The Stride Lab has strong research links with research groups in the School of Photovoltaic and Renewable Energy Engineering here at UNSW.

This synergy of chemistry and device engineering is bringing signifcant advances in thin film, perovskite and orgnaic photovoltaic devices.

Currently we are looking at device architectures and interfaces in devices based on thin films of kesterite and lead halide-type perovskite active layers and organic bulk heterojunction cells.

  • Collaboration with A/Prof. Xiaojing Hao

    A/Prof. Hao (Jeana) is a world-leader in the development of kesterite PVs. Kesterite is a sulfide mineral that is often referred to as CZTS in the synthetic form (copper zinc tin sulfide), consistent with its doped chemical formula, Cu2(Zn)SnS4. This is an attractive material due to the Earth-abundant and low-cost composition. The role that chemistry can play in these devices is in the wet chemical deposition processes of the films and defect-induced ion diffusion observed across the interfaces of laminated devices.

  • Collaboration with A/Prof. Xiaojing Hao

    We are partciularly interested in overcoming the current bottle-neck in the incredibly rapid rise in the device efficiencies of lead halide based perovskite cells.
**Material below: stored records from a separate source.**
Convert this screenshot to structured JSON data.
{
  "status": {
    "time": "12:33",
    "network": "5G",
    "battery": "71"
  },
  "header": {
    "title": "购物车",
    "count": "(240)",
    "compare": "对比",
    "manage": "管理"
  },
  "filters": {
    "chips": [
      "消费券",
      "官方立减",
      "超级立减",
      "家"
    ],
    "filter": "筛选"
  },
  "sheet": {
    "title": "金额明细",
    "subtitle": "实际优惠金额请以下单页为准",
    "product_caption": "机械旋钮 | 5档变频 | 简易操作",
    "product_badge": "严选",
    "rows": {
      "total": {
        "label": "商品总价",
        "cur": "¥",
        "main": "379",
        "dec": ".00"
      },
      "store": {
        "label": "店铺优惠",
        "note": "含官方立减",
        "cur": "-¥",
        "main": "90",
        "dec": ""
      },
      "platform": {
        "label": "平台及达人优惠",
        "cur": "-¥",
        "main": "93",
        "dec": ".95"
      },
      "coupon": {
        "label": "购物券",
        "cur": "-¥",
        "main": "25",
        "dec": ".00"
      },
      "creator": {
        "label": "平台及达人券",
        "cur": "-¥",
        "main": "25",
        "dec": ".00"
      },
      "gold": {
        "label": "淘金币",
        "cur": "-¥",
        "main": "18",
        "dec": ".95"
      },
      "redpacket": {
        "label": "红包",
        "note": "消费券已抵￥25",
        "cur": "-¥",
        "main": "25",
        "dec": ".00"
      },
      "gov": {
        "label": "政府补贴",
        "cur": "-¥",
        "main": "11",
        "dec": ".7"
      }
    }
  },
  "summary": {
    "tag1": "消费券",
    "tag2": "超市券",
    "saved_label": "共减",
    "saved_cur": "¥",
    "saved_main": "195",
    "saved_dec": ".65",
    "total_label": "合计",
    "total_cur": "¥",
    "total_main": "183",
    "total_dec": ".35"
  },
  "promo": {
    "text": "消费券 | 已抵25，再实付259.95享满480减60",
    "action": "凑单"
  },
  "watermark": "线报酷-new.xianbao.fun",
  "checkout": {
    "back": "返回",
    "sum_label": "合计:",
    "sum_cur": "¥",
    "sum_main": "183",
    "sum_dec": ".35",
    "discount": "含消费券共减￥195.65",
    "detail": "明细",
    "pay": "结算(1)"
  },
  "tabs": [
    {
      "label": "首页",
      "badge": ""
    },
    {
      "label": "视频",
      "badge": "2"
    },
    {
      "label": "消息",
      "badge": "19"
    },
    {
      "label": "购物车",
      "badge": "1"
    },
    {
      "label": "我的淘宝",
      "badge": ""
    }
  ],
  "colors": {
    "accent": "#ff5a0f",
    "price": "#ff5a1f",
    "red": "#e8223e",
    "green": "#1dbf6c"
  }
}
Whilst most of advances in these devices are a result of focusing on the active perovskite layer, we feel that neighbouring charge transport layers such as the organic hole transport layer hold the key to further advances.

  • Collaboration with A/Prof. Ashraf Uddin

    Blended films of donor-acceptor polymers have great potential for low-cost, flexible devices, but currently lag behind the leading PV device types such as commercial Si cells and emerging perovskite cells. Recent advances have closed the gap somewhat, our current research is focused on the interfacial regions of the charge transport layers with a view to achieving greater overall device efficiencies.

  • Collaboration with Dr. Rob Patterson

    Nanoparticles such as quantum dots have been used to boost cell efficiencies by harvesting excess thermal energy - so-called hot carrier devices. Much of our common work has been based around nanoparticle synthesis for inclusion in PV devices, although more recently this has extended to alternative energy sources such as biofuels and energy harvesting from biomass.